椎名さんの手は柔らかくて、とても暖かかった。ちょっとドキドキするけど、気にしている場合じゃない。僕が彼女をリードして家まで連れて行くのだ。
野次馬をしている熟年のお嬢様達の横を抜け、住宅街を進んでいく。夜道は暗くなっているけど、街灯の明かりが僕たち二人を導いてくれるのだ。まさに、僕たちの出発を祝福してくれているかのように……。
椎名さんは何も言わず、僕に付いて来てくれている。ふふ、ちょっと嬉しいかもしれない。
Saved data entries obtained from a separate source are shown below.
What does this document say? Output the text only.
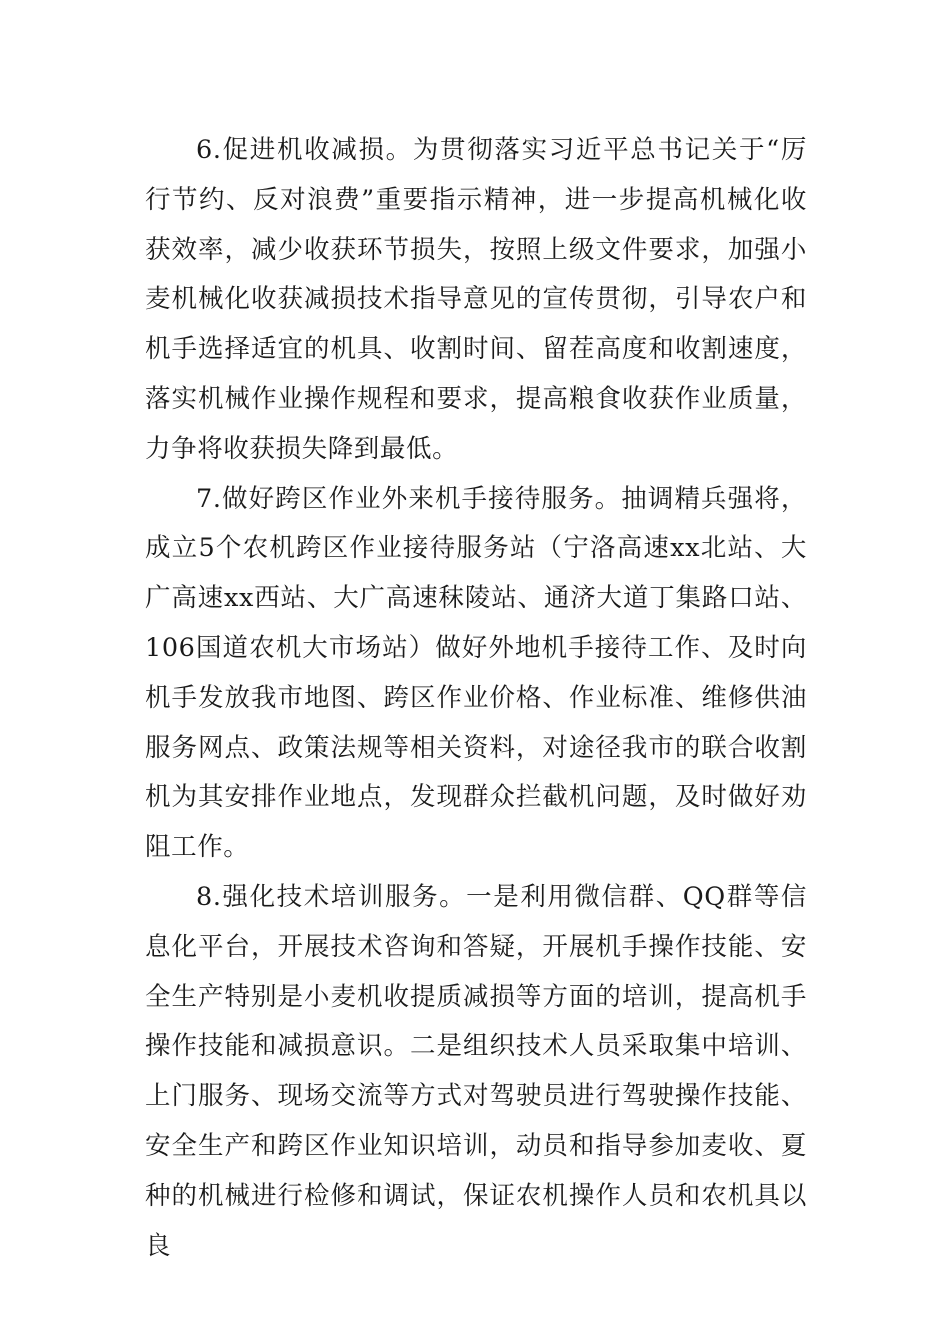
6.促进机收减损。为贯彻落实习近平总书记关于“厉行节约、反对浪费”重要指示精神，进一步提高机械化收获效率，减少收获环节损失，按照上级文件要求，加强小麦机械化收获减损技术指导意见的宣传贯彻，引导农户和机手选择适宜的机具、收割时间、留茬高度和收割速度，落实机械作业操作规程和要求，提高粮食收获作业质量，力争将收获损失降到最低。

7.做好跨区作业外来机手接待服务。抽调精兵强将，成立5个农机跨区作业接待服务站（宁洛高速xx北站、大广高速xx西站、大广高速秣陵站、通济大道丁集路口站、106国道农机大市场站）做好外地机手接待工作、及时向机手发放我市地图、跨区作业价格、作业标准、维修供油服务网点、政策法规等相关资料，对途径我市的联合收割机为其安排作业地点，发现群众拦截机问题，及时做好劝阻工作。

8.强化技术培训服务。一是利用微信群、QQ群等信息化平台，开展技术咨询和答疑，开展机手操作技能、安全生产特别是小麦机收提质减损等方面的培训，提高机手操作技能和减损意识。二是组织技术人员采取集中培训、上门服务、现场交流等方式对驾驶员进行驾驶操作技能、安全生产和跨区作业知识培训，动员和指导参加麦收、夏种的机械进行检修和调试，保证农机操作人员和农机具以良
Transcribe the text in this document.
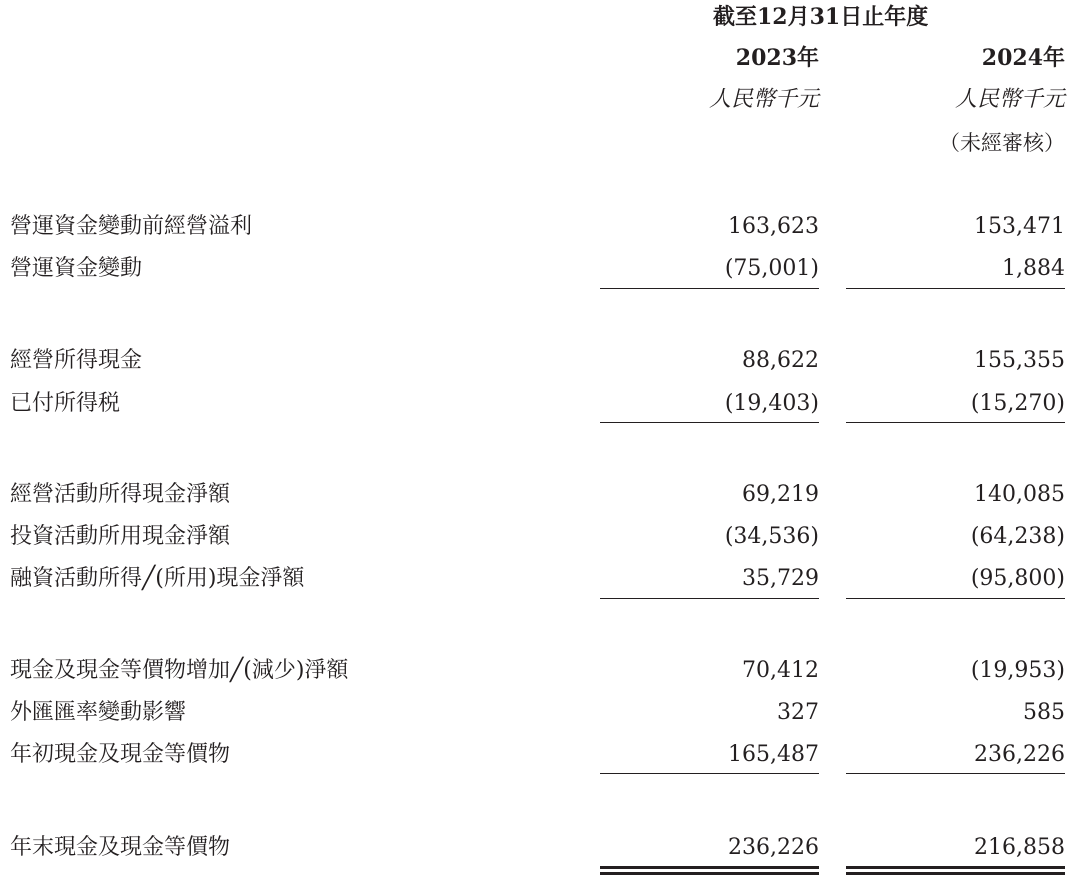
截至12月31日止年度
2023年	2024年
人民幣千元	人民幣千元
（未經審核）
營運資金變動前經營溢利	163,623	153,471
營運資金變動	(75,001)	1,884
經營所得現金	88,622	155,355
已付所得税	(19,403)	(15,270)
經營活動所得現金淨額	69,219	140,085
投資活動所用現金淨額	(34,536)	(64,238)
融資活動所得╱(所用)現金淨額	35,729	(95,800)
現金及現金等價物增加╱(減少)淨額	70,412	(19,953)
外匯匯率變動影響	327	585
年初現金及現金等價物	165,487	236,226
年末現金及現金等價物	236,226	216,858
もうそろそろ郵便局が見えて来るだろうという所で、椎名さんが不安そうに言って来た。
「あの……ハル君?」
「何ですか椎名さん」
「えっと……その、大丈夫……かな?」
「ええ、心配しないで下さい。僕に任せて下さい!」
「あ……はい」
きっと椎名さんも不安なのだろう。これからの生活とかもあるだろうし、何よりも貴重品とか燃えてしまった可能性もある。洋服だって無くなってしまっているはずだ。そこら辺は男の僕じゃどうにもならないので、母さんにお願いしたいと思います。
僕は更に力強く手を握り、歩き出した……。
そして、そろそろ家に着くかなって所で、椎名さんが立ち止まってしまった。僕は慌てて椎名さんを見つめてみたら、不安そうな顔で僕を見つめていた。
「どうしたんですか椎名さん?」
「えっとね。……その……」
「椎名さんの不安は分かります。でも、僕が絶対に守りますから、安心して下さい!」
今日の僕はいつものヘタレとは違うのです。年下だけど、この女性を守りたいと思ったのだ。
椎名さんの頬が赤く染まり口元を緩めていた。僕の言葉が伝わったのかもしれない。そして、期待に満ちた目で僕を見つめて来る。もしかして、ここで告白されちゃうのだろうか!? いや、ここは僕から告白が正しいのか?
そんな事を考えていたら、椎名さんの艶やかな口から思わぬ言葉が出て来た。
「ハル君のお家、逆方向だよ?」
「……?」
笑いを堪える椎名さんの顔が、すごく綺麗だった……。